Shaye Areheart Books, 2009. 325 pgs. Fiction

The Story sisters are three in number, which is fortunate as three is a number of auspicious significance. Elv, Meg and Claire all look alike with their pale skin and dark hair. They are close in age and closer in sympathy. But it is Elv who is perhaps the most beautiful, and with a gift for story-telling she inherits from her mother Elv creates a separate faerie world for she and her sisters, with a secret language and bonding rituals that completely envelop them. But, good fortune turns on the girls the summer before their parents’ divorce and into their secret world creep demons and dark shadows and evil things that can’t be spoken.

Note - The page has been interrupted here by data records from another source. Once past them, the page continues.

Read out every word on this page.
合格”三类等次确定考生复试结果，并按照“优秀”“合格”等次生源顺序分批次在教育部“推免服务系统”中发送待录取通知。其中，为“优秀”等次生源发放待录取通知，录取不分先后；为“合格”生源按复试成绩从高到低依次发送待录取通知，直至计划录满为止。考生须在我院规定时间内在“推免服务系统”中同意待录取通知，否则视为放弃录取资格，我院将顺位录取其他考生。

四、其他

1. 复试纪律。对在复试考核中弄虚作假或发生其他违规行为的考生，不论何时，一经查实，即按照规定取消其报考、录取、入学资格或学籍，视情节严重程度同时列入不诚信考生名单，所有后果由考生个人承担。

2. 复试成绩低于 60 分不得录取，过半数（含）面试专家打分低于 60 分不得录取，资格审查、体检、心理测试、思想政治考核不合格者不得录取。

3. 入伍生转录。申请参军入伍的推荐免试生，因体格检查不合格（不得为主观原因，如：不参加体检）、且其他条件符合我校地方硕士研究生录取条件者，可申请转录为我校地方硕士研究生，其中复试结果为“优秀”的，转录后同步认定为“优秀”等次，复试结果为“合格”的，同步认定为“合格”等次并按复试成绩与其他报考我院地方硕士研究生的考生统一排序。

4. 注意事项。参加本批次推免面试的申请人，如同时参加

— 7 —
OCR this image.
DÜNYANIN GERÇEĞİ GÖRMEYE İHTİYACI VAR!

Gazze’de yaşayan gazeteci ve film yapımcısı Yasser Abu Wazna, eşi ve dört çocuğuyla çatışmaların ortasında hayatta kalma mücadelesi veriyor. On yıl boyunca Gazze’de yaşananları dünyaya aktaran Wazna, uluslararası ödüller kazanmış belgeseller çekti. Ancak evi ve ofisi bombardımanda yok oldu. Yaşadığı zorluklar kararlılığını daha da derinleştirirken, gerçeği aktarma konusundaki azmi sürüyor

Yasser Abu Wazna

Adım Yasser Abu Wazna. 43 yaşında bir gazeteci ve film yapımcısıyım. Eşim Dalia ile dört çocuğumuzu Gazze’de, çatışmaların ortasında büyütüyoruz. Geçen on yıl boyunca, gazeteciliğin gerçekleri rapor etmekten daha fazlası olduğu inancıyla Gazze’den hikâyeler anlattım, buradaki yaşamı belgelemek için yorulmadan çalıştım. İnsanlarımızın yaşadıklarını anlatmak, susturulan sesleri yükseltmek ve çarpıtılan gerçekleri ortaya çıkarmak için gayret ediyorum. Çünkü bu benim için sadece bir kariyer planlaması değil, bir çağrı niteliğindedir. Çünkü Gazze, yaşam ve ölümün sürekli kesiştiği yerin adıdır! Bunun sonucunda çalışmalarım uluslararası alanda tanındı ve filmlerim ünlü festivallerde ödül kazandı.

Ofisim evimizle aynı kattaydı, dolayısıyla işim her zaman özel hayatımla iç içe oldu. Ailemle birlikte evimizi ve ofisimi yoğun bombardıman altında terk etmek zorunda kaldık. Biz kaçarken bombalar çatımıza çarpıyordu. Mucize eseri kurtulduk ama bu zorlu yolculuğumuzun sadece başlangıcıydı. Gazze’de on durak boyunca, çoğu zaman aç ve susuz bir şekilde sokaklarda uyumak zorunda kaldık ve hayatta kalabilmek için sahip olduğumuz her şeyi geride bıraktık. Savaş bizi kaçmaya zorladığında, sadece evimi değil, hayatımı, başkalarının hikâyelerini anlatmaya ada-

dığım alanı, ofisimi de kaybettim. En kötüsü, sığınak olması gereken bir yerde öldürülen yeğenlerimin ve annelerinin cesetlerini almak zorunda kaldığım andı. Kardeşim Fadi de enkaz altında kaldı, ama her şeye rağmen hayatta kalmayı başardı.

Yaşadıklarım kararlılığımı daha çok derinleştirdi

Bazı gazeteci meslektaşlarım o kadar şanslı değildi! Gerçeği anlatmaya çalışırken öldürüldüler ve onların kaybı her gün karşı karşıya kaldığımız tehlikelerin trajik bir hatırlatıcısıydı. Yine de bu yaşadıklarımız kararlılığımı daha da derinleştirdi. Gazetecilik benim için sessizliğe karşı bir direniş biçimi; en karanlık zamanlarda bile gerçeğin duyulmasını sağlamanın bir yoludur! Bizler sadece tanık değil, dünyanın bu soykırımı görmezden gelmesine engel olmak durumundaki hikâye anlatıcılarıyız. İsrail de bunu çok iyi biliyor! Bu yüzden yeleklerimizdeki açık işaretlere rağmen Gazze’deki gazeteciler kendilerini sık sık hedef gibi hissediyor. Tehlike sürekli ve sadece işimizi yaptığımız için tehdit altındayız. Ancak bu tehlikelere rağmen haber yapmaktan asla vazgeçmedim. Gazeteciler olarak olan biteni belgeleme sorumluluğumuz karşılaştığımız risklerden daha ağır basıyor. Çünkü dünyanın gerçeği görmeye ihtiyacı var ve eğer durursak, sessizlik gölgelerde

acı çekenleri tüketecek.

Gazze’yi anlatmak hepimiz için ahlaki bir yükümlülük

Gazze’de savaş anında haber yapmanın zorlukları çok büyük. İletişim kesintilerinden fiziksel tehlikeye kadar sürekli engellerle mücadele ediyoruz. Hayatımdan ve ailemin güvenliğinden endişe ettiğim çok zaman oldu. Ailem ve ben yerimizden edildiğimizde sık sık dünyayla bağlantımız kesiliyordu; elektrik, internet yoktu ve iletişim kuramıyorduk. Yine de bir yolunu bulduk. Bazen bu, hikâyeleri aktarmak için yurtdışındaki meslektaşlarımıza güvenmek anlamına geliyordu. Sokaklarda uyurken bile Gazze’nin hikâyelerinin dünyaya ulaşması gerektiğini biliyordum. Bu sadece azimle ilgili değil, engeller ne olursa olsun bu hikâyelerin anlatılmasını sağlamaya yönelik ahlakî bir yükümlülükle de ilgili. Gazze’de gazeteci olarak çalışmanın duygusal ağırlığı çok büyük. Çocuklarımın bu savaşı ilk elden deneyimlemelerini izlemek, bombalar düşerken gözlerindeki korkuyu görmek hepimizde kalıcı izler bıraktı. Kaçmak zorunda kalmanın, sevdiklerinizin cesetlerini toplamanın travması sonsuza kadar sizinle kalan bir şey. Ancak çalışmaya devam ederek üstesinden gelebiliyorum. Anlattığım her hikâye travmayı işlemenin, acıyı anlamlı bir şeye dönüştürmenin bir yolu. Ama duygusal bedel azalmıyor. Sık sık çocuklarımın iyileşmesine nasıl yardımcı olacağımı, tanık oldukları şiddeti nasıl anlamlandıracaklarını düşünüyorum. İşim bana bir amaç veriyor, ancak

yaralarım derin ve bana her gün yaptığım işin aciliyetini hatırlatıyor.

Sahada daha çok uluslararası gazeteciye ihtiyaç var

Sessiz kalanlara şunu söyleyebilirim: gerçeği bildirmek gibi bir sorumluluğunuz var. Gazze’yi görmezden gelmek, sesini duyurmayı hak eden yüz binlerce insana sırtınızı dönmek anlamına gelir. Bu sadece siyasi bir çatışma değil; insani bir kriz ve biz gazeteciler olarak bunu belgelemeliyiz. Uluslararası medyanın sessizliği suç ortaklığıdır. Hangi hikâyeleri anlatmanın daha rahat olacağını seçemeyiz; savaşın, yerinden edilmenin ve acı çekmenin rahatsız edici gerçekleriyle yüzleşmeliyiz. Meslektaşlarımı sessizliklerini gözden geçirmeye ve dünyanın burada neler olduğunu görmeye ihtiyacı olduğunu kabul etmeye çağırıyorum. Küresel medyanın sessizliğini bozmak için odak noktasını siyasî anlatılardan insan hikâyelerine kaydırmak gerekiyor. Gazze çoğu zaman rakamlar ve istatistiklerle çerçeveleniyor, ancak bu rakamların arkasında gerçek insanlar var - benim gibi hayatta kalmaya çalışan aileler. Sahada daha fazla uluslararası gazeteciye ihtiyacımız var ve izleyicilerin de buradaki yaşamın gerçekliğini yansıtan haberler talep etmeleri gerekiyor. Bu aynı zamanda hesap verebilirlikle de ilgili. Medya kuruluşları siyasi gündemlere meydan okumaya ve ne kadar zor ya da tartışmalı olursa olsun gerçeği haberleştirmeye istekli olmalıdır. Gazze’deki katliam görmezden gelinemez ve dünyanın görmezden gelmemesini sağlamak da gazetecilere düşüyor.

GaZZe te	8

Hoffman explores the relationship between the three girls and their mother—the intimacy that exists and the perils that befall them. It is a story of lost innocence and lost dreams but, is also a story of survival and acceptance. There is a bit of beauty in Hoffman’s style, but it’s equally disturbing and I'm still reeling. The author weaves a tale of darkness and loss, so painful that not one woman remains intact from the hurt that bruises and then breaks them. The novel is raw and intense, but utterly mesmerizing. Hoffman’s depiction of some harsh realities won’t appeal to everyone, but for those in search of a literary take on the chick-lit genre this might be one to tackle.